Il est rare de voir un film d’apparence si simple, si humble, nous transporter vers des sentiments contradictoires, alliant bienveillance et colère. Tom McCarthy, avec une écriture précise et épurée, offre une histoire bouleversante, poignante, sans jamais se compromettre dans le pathos ou concéder un quelconque sensationnalisme.
The Visitor est une œuvre clairvoyante sur un intellectuel américain, plutôt de gauche, et qui s’est assoupi, et émoussé, au fil des ans. Il vit dans une bulle, fait semblant d’être (un professeur, un auteur, un citoyen). Il ne parvient pas à faire le deuil de son passé et cherche à le retrouver en apprenant à jouer (maladroitement) du piano, instrument qui lui sert de lien avec sa défunte femme, chanteuse. Du coup, ce professeur - un Richard Jenkins tout en équilibre - intransigeant renvoie un à un ses professeurs de musique. Ironique. Le script ne manque pas de ces contre-pieds subtils. Le « loser » désintéressé, solitaire et entêté, pour ne pas dire fumiste, égoïste et dévitalisé, va renaître de ses cendres grâce à une intrusion surgissant dans sa monotonie.
Comme dans son film précédent, le cinéaste insère un élément perturbateur dans la routine «soi-disant » harmonieuse imposée par la société. Le rapport à « l’étranger » était un nain dans The Station Agent, ici il s’agit d’un Syrien et d’une Sénégalaise, immigrés clandestins - sujet est central mais pas principal. Cela nécessite une ouverture à l’autre, voire une remise en question de son destin. La révélation interviendra avec un djembé. La musicothérapie par le classique ne donnait aucun signe de soin ? Les rythmes africains défoulent cet introverti. C’est aussi à cause d’un djembé que ses vies vont dérailler. The Visitor va lentement se métamorphoser.

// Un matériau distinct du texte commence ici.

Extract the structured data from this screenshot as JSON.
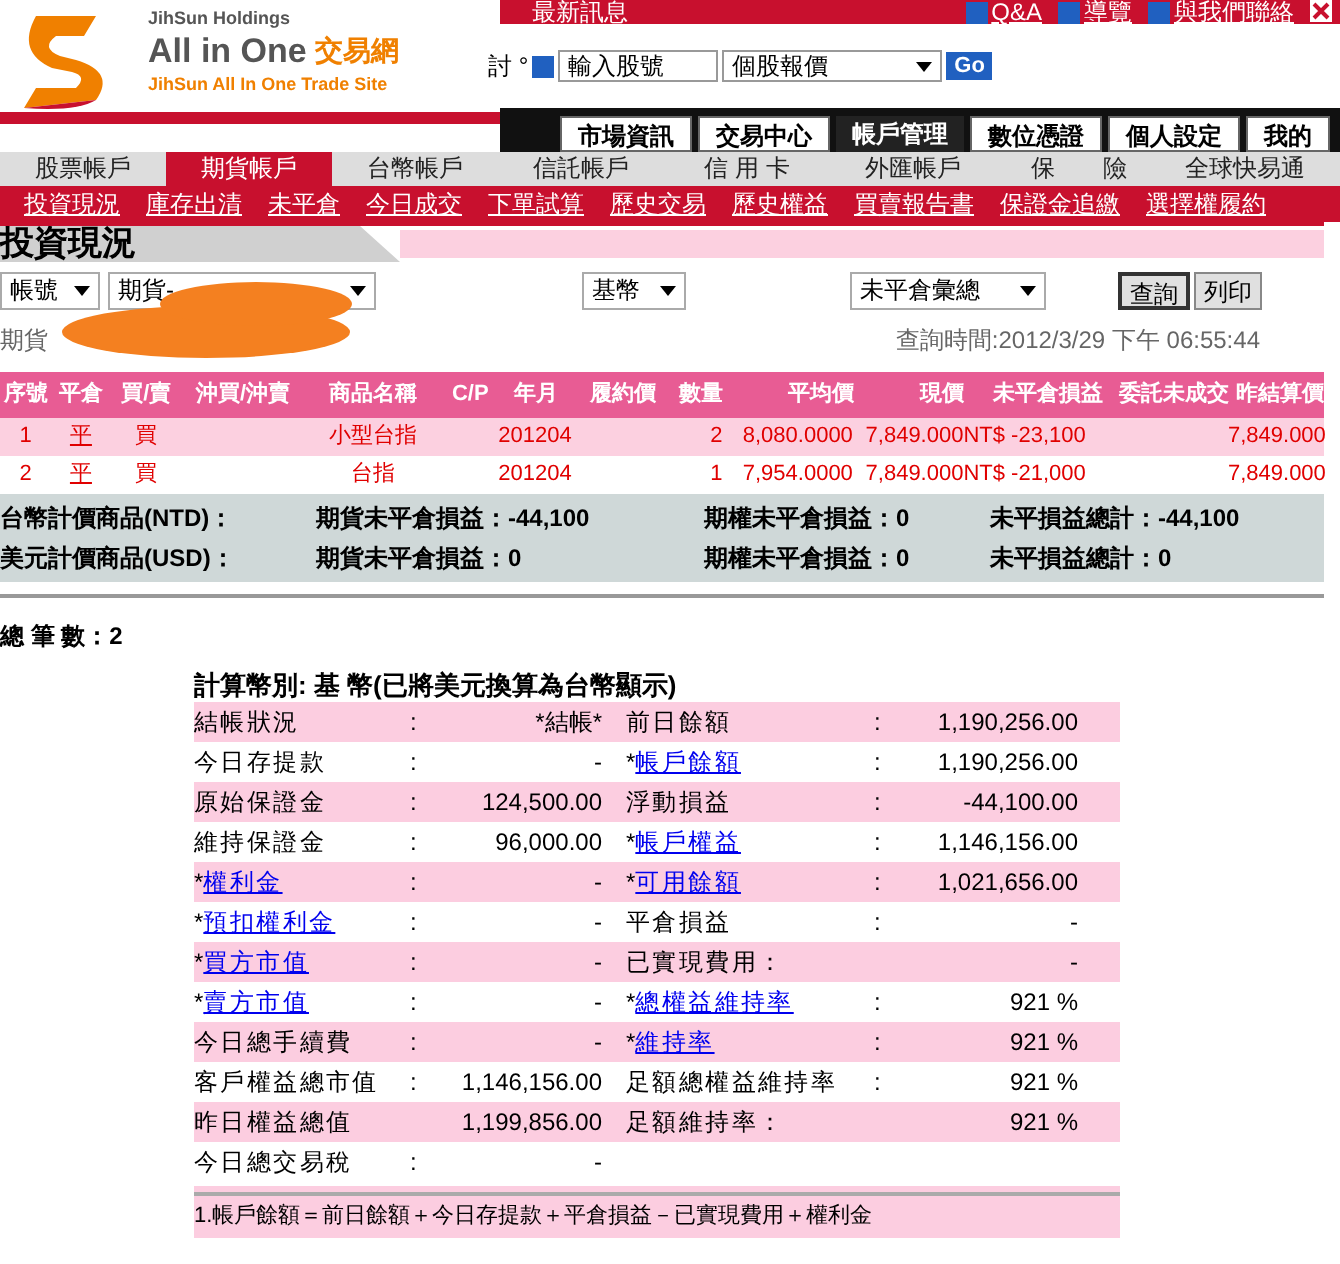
{
  "brand": {
    "holdings": "JihSun Holdings",
    "name": "All in One",
    "name_cjk": "交易網",
    "tagline": "JihSun All In One Trade Site"
  },
  "top_bar": {
    "news": "最新訊息",
    "links": [
      "Q&A",
      "導覽",
      "與我們聯絡"
    ]
  },
  "quote_search": {
    "cut_text": "討 °",
    "input_value": "輸入股號",
    "select_value": "個股報價",
    "button": "Go"
  },
  "main_tabs": [
    {
      "label": "市場資訊",
      "selected": false
    },
    {
      "label": "交易中心",
      "selected": false
    },
    {
      "label": "帳戶管理",
      "selected": true
    },
    {
      "label": "數位憑證",
      "selected": false
    },
    {
      "label": "個人設定",
      "selected": false
    },
    {
      "label": "我的",
      "selected": false
    }
  ],
  "account_tabs": [
    {
      "label": "股票帳戶",
      "selected": false
    },
    {
      "label": "期貨帳戶",
      "selected": true
    },
    {
      "label": "台幣帳戶",
      "selected": false
    },
    {
      "label": "信託帳戶",
      "selected": false
    },
    {
      "label": "信 用 卡",
      "selected": false
    },
    {
      "label": "外匯帳戶",
      "selected": false
    },
    {
      "label": "保　　險",
      "selected": false
    },
    {
      "label": "全球快易通",
      "selected": false
    }
  ],
  "sub_links": [
    "投資現況",
    "庫存出清",
    "未平倉",
    "今日成交",
    "下單試算",
    "歷史交易",
    "歷史權益",
    "買賣報告書",
    "保證金追繳",
    "選擇權履約"
  ],
  "section_title": "投資現況",
  "filters": {
    "account": "帳號",
    "futures_account": "期貨-",
    "currency": "基幣",
    "view": "未平倉彙總",
    "buttons": [
      "查詢",
      "列印"
    ]
  },
  "account_line": "期貨",
  "query_time": "查詢時間:2012/3/29 下午 06:55:44",
  "positions": {
    "columns": [
      "序號",
      "平倉",
      "買/賣",
      "沖買/沖賣",
      "商品名稱",
      "C/P",
      "年月",
      "履約價",
      "數量",
      "平均價",
      "現價",
      "未平倉損益",
      "委託未成交",
      "昨結算價"
    ],
    "rows": [
      {
        "cells": [
          "1",
          "平",
          "買",
          "",
          "小型台指",
          "",
          "201204",
          "",
          "2",
          "8,080.0000",
          "7,849.000",
          "NT$ -23,100",
          "",
          "7,849.000"
        ]
      },
      {
        "cells": [
          "2",
          "平",
          "買",
          "",
          "台指",
          "",
          "201204",
          "",
          "1",
          "7,954.0000",
          "7,849.000",
          "NT$ -21,000",
          "",
          "7,849.000"
        ]
      }
    ]
  },
  "totals": [
    {
      "label": "台幣計價商品(NTD)：",
      "futures": "期貨未平倉損益：-44,100",
      "options": "期權未平倉損益：0",
      "sum": "未平損益總計：-44,100"
    },
    {
      "label": "美元計價商品(USD)：",
      "futures": "期貨未平倉損益：0",
      "options": "期權未平倉損益：0",
      "sum": "未平損益總計：0"
    }
  ],
  "record_count": "總 筆 數：2",
  "equity": {
    "title": "計算幣別: 基 幣(已將美元換算為台幣顯示)",
    "rows": [
      {
        "left": {
          "label": "結帳狀況",
          "colon": ":",
          "value": "*結帳*"
        },
        "right": {
          "label": "前日餘額",
          "colon": ":",
          "value": "1,190,256.00"
        }
      },
      {
        "left": {
          "label": "今日存提款",
          "colon": ":",
          "value": "-"
        },
        "right": {
          "star": "*",
          "label": "帳戶餘額",
          "link": true,
          "colon": ":",
          "value": "1,190,256.00"
        }
      },
      {
        "left": {
          "label": "原始保證金",
          "colon": ":",
          "value": "124,500.00"
        },
        "right": {
          "label": "浮動損益",
          "colon": ":",
          "value": "-44,100.00"
        }
      },
      {
        "left": {
          "label": "維持保證金",
          "colon": ":",
          "value": "96,000.00"
        },
        "right": {
          "star": "*",
          "label": "帳戶權益",
          "link": true,
          "colon": ":",
          "value": "1,146,156.00"
        }
      },
      {
        "left": {
          "star": "*",
          "label": "權利金",
          "link": true,
          "colon": ":",
          "value": "-"
        },
        "right": {
          "star": "*",
          "label": "可用餘額",
          "link": true,
          "colon": ":",
          "value": "1,021,656.00"
        }
      },
      {
        "left": {
          "star": "*",
          "label": "預扣權利金",
          "link": true,
          "colon": ":",
          "value": "-"
        },
        "right": {
          "label": "平倉損益",
          "colon": ":",
          "value": "-"
        }
      },
      {
        "left": {
          "star": "*",
          "label": "買方市值",
          "link": true,
          "colon": ":",
          "value": "-"
        },
        "right": {
          "label": "已實現費用：",
          "value": "-"
        }
      },
      {
        "left": {
          "star": "*",
          "label": "賣方市值",
          "link": true,
          "colon": ":",
          "value": "-"
        },
        "right": {
          "star": "*",
          "label": "總權益維持率",
          "link": true,
          "colon": ":",
          "value": "921 %"
        }
      },
      {
        "left": {
          "label": "今日總手續費",
          "colon": ":",
          "value": "-"
        },
        "right": {
          "star": "*",
          "label": "維持率",
          "link": true,
          "colon": ":",
          "value": "921 %"
        }
      },
      {
        "left": {
          "label": "客戶權益總市值",
          "colon": ":",
          "value": "1,146,156.00"
        },
        "right": {
          "label": "足額總權益維持率",
          "colon": ":",
          "value": "921 %"
        }
      },
      {
        "left": {
          "label": "昨日權益總值",
          "value": "1,199,856.00"
        },
        "right": {
          "label": "足額維持率：",
          "value": "921 %"
        }
      },
      {
        "left": {
          "label": "今日總交易稅",
          "colon": ":",
          "value": "-"
        }
      }
    ],
    "note": "1.帳戶餘額＝前日餘額＋今日存提款＋平倉損益－已實現費用＋權利金"
  }
}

Un couple va se déchirer malgré lui et un autre va se construire dans l’incertitude. Manhattan va laisser place au Bronx, où l’Amérique bourgeoise et tranquille va voir de plus près le système judiciaire et carcéral d’une civilisation désormais liberticide. On y traite les clandestins comme des terroristes, les citoyens comme des enfants. Le traumatisme du 11 septembre obscurcit peu à peu la tonalité chaleureuse du film. Le professeur, un brin condescendant, qui enseigne sur la croissance dans les pays émergent se confronte alors à la réalité de la pauvreté dans le tiers monde et de la responsabilité des pays riches.
Il n’y a aucun manichéisme. Entre désespérance et joli hasard, fatalité et détermination, impuissance et combattivité, les personnages, face aux murs sourds d’une Amérique égocentrique, évoluent, sans drame, avec justesse. Les comédiens, tous magnifiques, parviennent à incarner l’âme fragile de leurs rôles, extériorisant si bien la beauté intérieure qui les anime. Certes, il y a une dimension physique, proche de la transe, de la pulsion, avec, notamment, les sessions musicales. Les chairs se frôlent, au mieux, mais ils sont solidement ancrés dans un monde qui se dérobe sous leurs pieds. Ce film, vif et brillant, accepte son « intellectualisme » social, politique, humaniste.
Unité du corps et du cerveau qui font de The Visitor, une œuvre attentionnée, douce, mélodieuse et intime. Le tempo est maîtrisé. L’ennui inexistant. Progressivement, avec un pétage de plomb aussi logique que mémorable, le professeur se réveillera et regrettera sans doute de s’être laissé endormir si longtemps. Son pays a changé, son rêve américain n’existe plus. « On se croirait en Syrie » reproche la sublime Hiam Abbass. Il ne s’agit plus de faire semblant mais bien d’agir face aux réglementations absurdes, aux réactions surréalistes. McCarthy, avec calme, évoque un chaos refoulé. Tous coupables d’être innocents, résistants, "contestants".
Cela pourrait laisser un goût amer. Mais le film est habile. L’homme banal va finalement exprimer sa colère. L’amorce d’un espoir.